Even if I held her steady while she stood on the table, she wouldn’t be able to see anything over the crowd of tall males.

I sigh. A draped sheet is not ideal for climbing. I tuck it tighter around my chest and step onto the bench, careful not to tread on the hem. Once I’m steady, I lift Efa next to me. I repeat the maneuver to stand on top of the table. It’s sturdy with thick X-legs. Oddly enough, height isn’t one of my fears.

Everyone can see you. Get down. Get down!

I’m surprised when Elspeth climbs up after us.

“Up!” Efa demands, and I set her on my shoulders. She digs her fingers into my hair to hold on, and I wrap my hands around her chubby thighs to anchor her in place. We both still as we catch sight of the hunting party.

The scene looks like something out of the first chapter of our shifter history textbook at Moon Lake. The sunset hasn’t quitefaded, but the burnt oranges and reds don’t give off any light. The clearing is illuminated by dozens of small fires and the torches that some of the males carry.

They’ve cleared a path through the gathering for the returning males. The wolves have pushed forward, forming a kind of aisle.

Justus and Khalil come first, an elk hanging by its bound hooves from a thick branch that rests on their shoulders. The elk’s antlers scrape the ground as they walk. It’s a huge bull, big enough to feed a pack this size for weeks.

Justus’s tan skin shines in the flickering torchlight. His hair is pulled back in a messy knot.
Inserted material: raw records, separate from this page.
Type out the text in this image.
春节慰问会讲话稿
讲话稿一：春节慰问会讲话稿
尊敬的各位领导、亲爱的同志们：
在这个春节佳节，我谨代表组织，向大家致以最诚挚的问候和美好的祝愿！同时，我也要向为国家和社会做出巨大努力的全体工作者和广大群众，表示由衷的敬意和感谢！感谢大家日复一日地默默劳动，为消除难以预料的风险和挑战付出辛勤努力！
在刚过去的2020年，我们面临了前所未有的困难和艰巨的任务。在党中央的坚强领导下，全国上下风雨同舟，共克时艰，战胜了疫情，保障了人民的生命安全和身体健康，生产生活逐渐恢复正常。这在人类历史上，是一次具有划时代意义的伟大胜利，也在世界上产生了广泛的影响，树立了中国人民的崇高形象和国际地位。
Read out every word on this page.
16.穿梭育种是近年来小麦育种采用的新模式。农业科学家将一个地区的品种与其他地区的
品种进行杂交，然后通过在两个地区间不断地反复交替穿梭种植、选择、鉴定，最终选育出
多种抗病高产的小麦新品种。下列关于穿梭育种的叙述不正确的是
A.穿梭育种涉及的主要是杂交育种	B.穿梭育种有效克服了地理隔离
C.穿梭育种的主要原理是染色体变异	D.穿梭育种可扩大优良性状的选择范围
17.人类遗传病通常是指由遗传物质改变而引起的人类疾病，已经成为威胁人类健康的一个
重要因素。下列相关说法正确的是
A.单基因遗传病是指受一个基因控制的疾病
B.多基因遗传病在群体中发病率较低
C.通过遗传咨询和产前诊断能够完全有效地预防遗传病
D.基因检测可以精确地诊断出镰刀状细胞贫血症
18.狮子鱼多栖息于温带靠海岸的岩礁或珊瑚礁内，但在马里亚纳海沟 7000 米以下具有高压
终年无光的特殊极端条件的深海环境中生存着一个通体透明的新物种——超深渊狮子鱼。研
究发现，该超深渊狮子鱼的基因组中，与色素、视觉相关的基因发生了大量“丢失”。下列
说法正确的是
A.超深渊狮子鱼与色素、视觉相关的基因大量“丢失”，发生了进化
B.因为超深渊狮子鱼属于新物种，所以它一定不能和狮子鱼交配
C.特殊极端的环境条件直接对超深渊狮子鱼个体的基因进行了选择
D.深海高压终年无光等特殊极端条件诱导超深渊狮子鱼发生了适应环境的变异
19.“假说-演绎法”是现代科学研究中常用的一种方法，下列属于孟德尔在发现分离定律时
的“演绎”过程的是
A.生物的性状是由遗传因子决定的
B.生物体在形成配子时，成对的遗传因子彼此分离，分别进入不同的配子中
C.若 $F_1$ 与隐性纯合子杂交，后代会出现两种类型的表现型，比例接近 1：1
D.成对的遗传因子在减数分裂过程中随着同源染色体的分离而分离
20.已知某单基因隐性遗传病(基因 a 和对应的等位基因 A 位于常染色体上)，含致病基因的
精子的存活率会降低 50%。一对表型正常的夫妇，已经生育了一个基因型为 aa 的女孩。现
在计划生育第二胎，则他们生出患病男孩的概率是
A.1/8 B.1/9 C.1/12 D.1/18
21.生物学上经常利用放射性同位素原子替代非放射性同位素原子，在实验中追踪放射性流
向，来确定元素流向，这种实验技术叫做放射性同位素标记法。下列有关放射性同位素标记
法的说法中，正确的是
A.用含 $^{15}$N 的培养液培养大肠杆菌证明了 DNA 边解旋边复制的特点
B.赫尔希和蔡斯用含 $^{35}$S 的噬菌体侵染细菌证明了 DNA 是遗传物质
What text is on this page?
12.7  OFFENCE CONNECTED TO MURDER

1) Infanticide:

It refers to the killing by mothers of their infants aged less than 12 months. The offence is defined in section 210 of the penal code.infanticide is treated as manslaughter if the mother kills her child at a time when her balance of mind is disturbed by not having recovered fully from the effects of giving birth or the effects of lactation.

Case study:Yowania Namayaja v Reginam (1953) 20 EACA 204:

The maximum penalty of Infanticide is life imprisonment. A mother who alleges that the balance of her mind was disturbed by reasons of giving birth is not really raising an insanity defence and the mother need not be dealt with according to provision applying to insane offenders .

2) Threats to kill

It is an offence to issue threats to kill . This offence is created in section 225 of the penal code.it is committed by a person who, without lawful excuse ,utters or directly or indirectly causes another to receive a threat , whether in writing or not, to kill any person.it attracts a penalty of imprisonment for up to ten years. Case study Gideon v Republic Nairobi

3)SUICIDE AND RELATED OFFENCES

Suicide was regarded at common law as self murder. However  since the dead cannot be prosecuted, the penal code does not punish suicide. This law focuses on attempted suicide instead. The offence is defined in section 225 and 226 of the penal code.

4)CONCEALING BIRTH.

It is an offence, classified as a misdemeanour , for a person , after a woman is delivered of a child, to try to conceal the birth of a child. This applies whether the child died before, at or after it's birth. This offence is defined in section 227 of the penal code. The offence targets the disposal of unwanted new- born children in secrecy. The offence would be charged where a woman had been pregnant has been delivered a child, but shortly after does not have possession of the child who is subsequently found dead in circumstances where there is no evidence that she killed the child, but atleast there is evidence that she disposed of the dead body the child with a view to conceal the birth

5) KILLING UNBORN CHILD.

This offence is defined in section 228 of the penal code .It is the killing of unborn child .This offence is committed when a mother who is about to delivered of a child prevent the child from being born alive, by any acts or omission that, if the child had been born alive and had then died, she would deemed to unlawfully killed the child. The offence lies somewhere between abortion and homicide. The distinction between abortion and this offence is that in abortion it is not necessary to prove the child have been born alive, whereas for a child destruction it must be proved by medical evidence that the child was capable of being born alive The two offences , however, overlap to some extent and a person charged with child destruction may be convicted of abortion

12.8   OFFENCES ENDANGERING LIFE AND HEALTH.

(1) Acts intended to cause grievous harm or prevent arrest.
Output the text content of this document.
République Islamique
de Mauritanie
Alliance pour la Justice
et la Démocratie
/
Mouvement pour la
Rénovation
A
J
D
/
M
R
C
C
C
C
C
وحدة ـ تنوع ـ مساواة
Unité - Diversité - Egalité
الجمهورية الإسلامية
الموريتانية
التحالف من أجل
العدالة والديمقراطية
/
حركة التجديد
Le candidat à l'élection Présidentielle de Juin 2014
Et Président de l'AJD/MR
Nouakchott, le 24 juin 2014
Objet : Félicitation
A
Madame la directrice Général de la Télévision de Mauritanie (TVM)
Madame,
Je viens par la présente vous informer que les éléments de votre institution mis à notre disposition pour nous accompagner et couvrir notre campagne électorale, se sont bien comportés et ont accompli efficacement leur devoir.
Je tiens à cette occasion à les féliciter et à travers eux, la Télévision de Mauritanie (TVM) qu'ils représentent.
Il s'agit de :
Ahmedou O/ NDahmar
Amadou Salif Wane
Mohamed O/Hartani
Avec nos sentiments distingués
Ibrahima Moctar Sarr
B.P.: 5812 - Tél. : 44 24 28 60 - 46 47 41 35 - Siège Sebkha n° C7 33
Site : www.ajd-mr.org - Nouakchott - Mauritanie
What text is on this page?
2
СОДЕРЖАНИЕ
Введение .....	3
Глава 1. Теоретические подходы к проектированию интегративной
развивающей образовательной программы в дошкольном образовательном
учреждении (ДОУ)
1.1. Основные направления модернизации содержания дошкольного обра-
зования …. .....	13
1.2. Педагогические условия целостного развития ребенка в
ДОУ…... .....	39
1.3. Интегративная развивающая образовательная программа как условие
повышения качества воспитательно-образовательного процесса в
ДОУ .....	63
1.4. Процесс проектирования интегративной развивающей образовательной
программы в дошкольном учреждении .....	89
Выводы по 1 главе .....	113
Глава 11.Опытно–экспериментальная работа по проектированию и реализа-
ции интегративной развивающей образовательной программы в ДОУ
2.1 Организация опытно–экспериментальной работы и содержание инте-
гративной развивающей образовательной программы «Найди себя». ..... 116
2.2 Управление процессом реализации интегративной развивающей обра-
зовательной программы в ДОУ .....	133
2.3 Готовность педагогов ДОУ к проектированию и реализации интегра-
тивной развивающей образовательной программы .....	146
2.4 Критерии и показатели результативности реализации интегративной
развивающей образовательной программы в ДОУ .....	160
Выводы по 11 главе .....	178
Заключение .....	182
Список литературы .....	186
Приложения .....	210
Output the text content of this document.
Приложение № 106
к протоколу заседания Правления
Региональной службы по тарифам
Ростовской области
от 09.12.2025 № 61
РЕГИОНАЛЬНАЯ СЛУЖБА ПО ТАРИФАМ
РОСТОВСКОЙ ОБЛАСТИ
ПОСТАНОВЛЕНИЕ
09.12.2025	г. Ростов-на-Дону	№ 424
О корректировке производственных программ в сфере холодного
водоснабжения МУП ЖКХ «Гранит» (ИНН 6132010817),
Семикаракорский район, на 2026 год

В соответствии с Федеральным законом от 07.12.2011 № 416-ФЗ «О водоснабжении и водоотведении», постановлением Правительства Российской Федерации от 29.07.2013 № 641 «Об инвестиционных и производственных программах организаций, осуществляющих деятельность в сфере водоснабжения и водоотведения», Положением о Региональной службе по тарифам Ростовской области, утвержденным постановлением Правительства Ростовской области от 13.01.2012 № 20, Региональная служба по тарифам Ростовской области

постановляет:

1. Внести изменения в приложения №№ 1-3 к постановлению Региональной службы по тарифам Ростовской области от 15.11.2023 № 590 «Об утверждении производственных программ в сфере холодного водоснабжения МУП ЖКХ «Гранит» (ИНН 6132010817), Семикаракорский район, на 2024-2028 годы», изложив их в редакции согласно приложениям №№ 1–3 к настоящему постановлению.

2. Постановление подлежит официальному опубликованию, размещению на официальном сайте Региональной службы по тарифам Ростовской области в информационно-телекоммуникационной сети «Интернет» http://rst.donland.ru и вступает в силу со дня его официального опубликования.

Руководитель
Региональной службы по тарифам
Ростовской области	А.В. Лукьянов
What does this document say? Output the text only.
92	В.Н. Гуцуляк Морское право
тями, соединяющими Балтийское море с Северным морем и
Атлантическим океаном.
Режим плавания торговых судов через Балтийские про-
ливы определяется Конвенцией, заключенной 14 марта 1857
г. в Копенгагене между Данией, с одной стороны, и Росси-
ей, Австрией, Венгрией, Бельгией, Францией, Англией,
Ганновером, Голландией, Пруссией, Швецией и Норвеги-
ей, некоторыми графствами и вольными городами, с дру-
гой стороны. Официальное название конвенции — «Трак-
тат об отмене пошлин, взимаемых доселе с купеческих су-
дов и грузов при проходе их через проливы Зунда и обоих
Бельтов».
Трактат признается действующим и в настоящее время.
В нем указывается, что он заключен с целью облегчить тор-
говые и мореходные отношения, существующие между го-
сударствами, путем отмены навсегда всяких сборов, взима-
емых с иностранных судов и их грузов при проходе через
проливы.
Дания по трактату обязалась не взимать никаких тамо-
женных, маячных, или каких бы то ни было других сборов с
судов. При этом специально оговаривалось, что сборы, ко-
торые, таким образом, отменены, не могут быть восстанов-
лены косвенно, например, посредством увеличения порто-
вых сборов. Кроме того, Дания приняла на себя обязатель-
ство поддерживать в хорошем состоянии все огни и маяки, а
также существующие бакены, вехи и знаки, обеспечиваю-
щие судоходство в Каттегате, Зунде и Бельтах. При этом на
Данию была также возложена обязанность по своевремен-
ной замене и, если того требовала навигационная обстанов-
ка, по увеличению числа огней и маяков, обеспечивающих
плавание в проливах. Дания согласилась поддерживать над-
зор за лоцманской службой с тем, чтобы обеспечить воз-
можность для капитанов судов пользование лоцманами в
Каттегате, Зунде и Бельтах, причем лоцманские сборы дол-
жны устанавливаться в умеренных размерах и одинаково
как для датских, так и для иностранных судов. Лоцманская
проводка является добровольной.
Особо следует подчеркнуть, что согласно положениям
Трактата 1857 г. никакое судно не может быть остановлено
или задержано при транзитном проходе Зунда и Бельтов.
His hands wrap around the branch, elongating his torso, throwing every single muscle into relief and exposing the whole tapestry of his tattoos.

I don’t know where to stare. His obliques? The ridge of V-shaped muscle that disappears into his waistband? The black swirls and shapes that I can’t make out from back here, but that my eyes can’t help trying to decipher? My mouth waters. I swallow it down.

There isn’t an ounce of arrogance or even pride in his walk. He walks no taller than usual; his back is no straighter. He carries his kill through his excited packmates like you’d haul a bucket or push a wheelbarrow. It’s not fake nonchalance, either. This is a male who isn’t trying to nurse a moment at all—he just really wants to put that elk carcass down.

I still can’t believe he’s my fated mate. I’ve never once been so unbothered in my entire life.

Maybe that’s what Fate does when she pairs people—she matches you with your opposite. Una is nothing like Killian, and I still can’t believe Mari and Darragh are mates. Whenever I see them together, I think of a video Kennedy showed me on her phone where a Doberman puts a kitten’s head in his mouth andwouldn’t let her go until his owner traded him for a hunk of cheese.

Max and the redhead, Alroy, follow the elk. They’re both strutting, although Max is clearly low on gas. His swagger is a little creaky. I glance over at Elspeth. She’s tracking her mate, the corners of her mouth curling in a fond smile.

The return of the hunters seems to be the cue for a celebration. A few scattered drums beat a rhythm for the males to stride along with, and a fiddle joins from somewhere over by the big bonfire. The volume of the chatter rises. Song breaks out.